Prudemment on se rabat sur la voie senior, celle qui commence par une rampe sur le côté et ne laisse finalement qu’une soixantaines de marches. Bonne idée de l’architecte, toutes les huit marches on a une marche de double profondeur qui permet de faire une petite pause et reprendre son souffle. La vue vers le bas depuis la parvis est impressionnante. Curieusement au pied des marches on observe quelques formes de pierre qui ressemblent à des cercueils. Sans doute pour les imprudents qui ont voulu descendre en courant… Sur le parvis les marchands du temple ainsi que les mendiants du temple.

A l’intérieur la grande cours permet d’accueillir 10 000 fidèles. Il y a affluence, des groupes et des familles venues passer un moment en s’installant à même le sol sur une couverture. Ambiance bon enfant. Un groupe d’indiens nous demande la permission d’une photo et nous accorde la réciproque.
La porte d’entrée, dominée par une structure semi-pyramidale surmontée de chatris est superbe.
Au centre de la vaste cours, le mausolée du sage qui avait promis un fils à l’empereur Akbar.
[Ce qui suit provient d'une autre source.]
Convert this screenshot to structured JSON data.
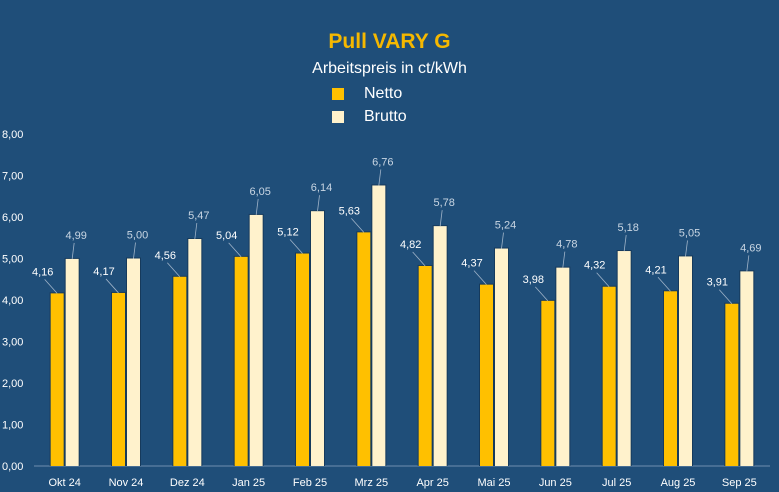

C’est un lieu de pèlerinage très fréquenté.

La structure des édifices offre des surprises comme le piliers de la terrasse servant aux audiences publiques. Les piliers présentent de forts décalage avec les pierres qu’elles soutiennent mais peu importe c’est le poids de la structure qui assure la stabilité de l’ensemble.
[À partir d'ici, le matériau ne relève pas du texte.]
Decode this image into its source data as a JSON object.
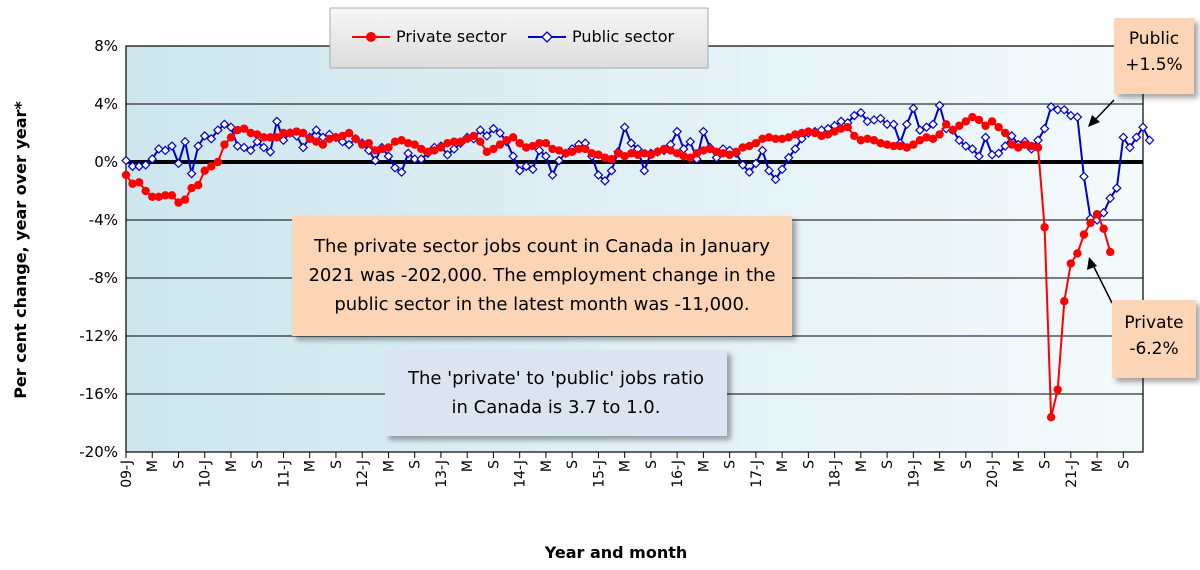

L’intérieur des palais est somptueusement décoré par les gravures fines dans la pierre. Les corbeaux de support des linteaux dessinent des animaux fantastiques du genre requin à corps de serpent qui mange une fleur de lotus.
Le palais des audiences privées comporte une colonne centrale surmontée d’un vaste chapiteau d’où rayonnent quatre bras et où se trouvait le trône de l’empereur.
Selon la légende Akbar, placé sur son trône circulaire, présidait la séance flanqué de ses quatre ministres au bout des quatre bras.